Age, Means and Needs: Fair in Theory, Hard to Implement In Practice

When one examines public policies to ensure the care of the poor and those with special needs, and goes beyond the rhetoric about “racism,” “welfare queens,” “malingerers,” “big corporations,” insurance companies, “big government,” “compassion” and “rights,” one finds difficult choices and high stakes. The choices are often made by low level, underpaid public officials who cannot possibly have the information required to make them fairly and correctly, and who are at any moment subject to political blame for injustice and suffering, for waste, fraud and taxes. People don’t like to be forced to confront such difficult choices. And you don’t attract votes, viewers or readers by forcing them to.

Age, means and need are three answers to the question “why is it fair,” as in “why is it fair that I have to work and pay taxes to pay for a service or benefit that I, myself, cannot receive?” And age, means and need are answers that most people find legitimate in theory: because the service or benefit recipient is a child, is old, is poor, is unemployed, is disabled, or is sick.

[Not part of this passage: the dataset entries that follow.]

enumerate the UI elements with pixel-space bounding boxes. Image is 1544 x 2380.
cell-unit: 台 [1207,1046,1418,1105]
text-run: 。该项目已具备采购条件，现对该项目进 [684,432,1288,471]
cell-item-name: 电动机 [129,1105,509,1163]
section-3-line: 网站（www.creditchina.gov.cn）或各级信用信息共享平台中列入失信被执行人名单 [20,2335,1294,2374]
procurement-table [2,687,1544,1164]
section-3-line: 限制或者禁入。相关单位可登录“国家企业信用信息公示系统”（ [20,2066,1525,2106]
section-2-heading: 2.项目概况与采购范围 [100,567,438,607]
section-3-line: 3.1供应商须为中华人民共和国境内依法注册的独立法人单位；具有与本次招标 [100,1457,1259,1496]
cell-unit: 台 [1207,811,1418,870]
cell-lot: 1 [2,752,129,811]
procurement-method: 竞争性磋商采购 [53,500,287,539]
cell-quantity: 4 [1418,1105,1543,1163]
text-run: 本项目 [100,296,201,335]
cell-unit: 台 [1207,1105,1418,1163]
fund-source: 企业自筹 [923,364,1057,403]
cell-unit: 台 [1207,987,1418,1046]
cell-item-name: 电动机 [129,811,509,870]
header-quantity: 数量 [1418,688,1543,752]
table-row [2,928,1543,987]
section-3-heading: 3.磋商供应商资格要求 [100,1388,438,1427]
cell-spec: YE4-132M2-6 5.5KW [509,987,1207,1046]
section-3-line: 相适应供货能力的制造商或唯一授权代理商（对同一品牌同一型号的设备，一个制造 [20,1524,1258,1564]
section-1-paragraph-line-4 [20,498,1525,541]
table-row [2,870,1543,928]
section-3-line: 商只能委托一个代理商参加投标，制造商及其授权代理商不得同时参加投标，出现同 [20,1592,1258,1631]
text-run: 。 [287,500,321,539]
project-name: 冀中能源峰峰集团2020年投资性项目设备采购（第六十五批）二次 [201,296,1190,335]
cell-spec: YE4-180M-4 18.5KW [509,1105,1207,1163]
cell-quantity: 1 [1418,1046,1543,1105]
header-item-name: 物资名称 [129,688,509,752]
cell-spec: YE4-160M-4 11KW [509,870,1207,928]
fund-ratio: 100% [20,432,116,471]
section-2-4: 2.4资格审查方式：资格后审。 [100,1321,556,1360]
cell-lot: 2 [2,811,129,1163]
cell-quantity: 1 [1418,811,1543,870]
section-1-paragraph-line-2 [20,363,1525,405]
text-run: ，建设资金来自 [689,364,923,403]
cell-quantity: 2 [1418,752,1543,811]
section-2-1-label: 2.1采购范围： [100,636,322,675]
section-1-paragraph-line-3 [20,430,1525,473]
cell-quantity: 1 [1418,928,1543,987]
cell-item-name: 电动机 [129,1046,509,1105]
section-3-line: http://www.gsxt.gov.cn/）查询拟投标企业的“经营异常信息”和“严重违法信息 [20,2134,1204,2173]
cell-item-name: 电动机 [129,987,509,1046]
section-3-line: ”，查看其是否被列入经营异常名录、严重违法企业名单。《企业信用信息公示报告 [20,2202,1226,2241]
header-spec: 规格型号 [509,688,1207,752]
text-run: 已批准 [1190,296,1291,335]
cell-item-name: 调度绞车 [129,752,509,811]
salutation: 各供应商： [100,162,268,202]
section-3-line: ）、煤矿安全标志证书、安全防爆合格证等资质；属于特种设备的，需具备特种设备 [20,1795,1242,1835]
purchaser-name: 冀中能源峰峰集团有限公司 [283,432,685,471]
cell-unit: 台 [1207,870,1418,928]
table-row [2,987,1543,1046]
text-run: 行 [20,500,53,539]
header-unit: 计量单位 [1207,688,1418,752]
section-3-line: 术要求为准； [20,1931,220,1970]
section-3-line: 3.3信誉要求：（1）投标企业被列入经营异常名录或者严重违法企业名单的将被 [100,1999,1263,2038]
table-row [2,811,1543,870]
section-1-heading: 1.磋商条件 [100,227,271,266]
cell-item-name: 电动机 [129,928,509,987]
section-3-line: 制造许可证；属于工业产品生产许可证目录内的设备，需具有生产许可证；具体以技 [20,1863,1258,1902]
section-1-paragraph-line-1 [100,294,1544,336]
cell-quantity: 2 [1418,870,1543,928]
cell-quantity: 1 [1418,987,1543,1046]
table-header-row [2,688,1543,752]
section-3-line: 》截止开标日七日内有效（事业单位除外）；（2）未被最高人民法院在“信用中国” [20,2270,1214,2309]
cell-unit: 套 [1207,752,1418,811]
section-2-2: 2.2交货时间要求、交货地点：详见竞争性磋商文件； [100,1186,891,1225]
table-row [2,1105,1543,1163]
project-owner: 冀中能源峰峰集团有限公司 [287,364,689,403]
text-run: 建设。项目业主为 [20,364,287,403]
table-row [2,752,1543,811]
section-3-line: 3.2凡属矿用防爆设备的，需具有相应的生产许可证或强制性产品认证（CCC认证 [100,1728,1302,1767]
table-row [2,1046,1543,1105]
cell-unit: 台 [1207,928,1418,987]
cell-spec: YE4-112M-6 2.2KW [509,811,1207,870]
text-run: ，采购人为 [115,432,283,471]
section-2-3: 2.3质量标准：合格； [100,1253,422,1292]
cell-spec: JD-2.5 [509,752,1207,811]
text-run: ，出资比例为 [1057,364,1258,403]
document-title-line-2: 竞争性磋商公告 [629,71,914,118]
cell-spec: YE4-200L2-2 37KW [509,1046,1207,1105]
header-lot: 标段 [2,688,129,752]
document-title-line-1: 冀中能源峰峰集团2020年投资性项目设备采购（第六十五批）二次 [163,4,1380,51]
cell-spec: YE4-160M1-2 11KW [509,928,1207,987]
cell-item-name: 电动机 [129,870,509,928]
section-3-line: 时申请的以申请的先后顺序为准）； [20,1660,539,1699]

After years of observing the inequities in government policy and programs, I have concluded that public services and benefits should be limited to those that the government is willing to provide to everyone equally, or at least everyone in equal circumstances. As we have seen, determining a person’s circumstances, and whether those circumstances result from unavoidable outside factors or (bad) personal choices and values, and thus determining who is actually eligible for means tested benefits, is difficult. Determining a person’s circumstances, and thus their eligibility for benefits based on disability, is often impossible. While fair and reasonable in theory, therefore, public services and benefits with eligibility based on means and needs are frequently inequitable in practice.

Inevitably, in fact, presumably fair criteria such as age, means and need, which have issues of their own, end up bastardized as those with power assert themselves. The next several posts will give several ways in which this happens. Rock called the simple tabulation of the scope of public sector activity something good for high schoolers to read. This week, with the hard issues, has been perhaps college-level. The next couple of weeks will provide the more cynical, age 40+ level version. Not how things are supposed to work, but how they sometimes do work.